This was published under the 2010 to 2015 Conservative and Liberal Democrat coalition government
Jo Swinson welcomes progress to date.
Today (21 December) marks the 7th anniversary of the first day that same-sex couples were able to enter into a civil partnership in England and Wales (19 Dec in Northern Ireland and 20 Dec in Scotland).
The Civil Partnership Act 2004 enabled same-sex couples for the first time in UK history to have their relationship recognised in law. It also gives them equivalent rights and responsibilities as to marriage.
Last week the Government published the results of its equal marriage consultation, and announced that it would introduce legislation next year which allow same-sex marriage.

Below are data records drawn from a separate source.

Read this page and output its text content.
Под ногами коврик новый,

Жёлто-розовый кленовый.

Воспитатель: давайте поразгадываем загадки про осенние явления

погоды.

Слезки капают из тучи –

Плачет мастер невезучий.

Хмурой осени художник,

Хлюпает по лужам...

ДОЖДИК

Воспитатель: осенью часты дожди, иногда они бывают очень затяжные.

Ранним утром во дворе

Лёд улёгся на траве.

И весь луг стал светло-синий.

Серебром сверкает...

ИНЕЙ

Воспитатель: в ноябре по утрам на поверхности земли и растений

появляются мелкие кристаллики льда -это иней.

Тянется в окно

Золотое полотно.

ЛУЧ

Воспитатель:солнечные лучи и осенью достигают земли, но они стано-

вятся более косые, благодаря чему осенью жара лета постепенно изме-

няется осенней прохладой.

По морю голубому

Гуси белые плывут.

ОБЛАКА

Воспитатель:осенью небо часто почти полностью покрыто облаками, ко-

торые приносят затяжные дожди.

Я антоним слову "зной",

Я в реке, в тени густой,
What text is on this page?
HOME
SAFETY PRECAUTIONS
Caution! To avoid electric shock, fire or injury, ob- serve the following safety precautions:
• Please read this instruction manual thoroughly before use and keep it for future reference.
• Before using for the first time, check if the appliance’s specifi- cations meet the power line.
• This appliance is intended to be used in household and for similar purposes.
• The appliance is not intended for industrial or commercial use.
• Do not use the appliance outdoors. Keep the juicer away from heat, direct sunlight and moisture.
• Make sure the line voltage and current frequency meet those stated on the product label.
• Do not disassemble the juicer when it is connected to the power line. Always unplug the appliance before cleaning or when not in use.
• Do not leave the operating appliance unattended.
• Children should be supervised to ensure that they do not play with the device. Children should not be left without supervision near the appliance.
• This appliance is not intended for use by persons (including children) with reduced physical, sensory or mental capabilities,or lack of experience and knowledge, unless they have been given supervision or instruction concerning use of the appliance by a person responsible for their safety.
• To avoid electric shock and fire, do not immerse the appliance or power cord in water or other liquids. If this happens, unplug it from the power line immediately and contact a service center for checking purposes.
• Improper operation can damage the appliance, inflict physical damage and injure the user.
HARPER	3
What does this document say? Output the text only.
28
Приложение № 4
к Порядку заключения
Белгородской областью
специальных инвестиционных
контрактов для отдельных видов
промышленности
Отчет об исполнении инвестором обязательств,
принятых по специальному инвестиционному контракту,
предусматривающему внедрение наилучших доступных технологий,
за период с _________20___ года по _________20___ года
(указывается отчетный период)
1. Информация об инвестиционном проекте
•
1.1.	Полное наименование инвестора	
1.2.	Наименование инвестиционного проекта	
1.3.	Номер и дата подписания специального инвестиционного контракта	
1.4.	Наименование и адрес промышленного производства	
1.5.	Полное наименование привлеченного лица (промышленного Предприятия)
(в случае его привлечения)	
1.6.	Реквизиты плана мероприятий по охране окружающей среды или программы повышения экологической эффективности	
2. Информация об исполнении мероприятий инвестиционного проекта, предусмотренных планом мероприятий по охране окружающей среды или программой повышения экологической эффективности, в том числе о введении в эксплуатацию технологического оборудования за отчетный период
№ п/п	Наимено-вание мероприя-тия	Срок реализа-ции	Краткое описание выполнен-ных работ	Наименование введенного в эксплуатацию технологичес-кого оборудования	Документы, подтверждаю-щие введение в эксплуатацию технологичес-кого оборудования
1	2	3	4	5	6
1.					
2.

We will also introduce a process that will allow civil partnerships (now numbering some 50,000) to be converted into a civil marriage; and change the law so that individuals can legally change their gender while remaining married - putting an end to the distressing process of having to end a marriage or civil partnership before a full gender recognition certificate can be issued.
Equality for all
“The Civil Partnership Act 2004 marked a significant milestone in UK history and I am proud to be celebrating the 7th anniversary of its implementation,” said Women and Equalities Minister Jo Swinson. “It’s great that around 50,000 couples have already made that commitment.”
“But we also recognise that some people view civil partnerships as different from marriage and feel this is unfair.
“Our priority is to provide equality for same-sex couples, which is why we are introducing legislation next year to ensure that same-sex couples can marry. And those couples who are already in a civil partnership will be able to convert to a marriage if they so wish.”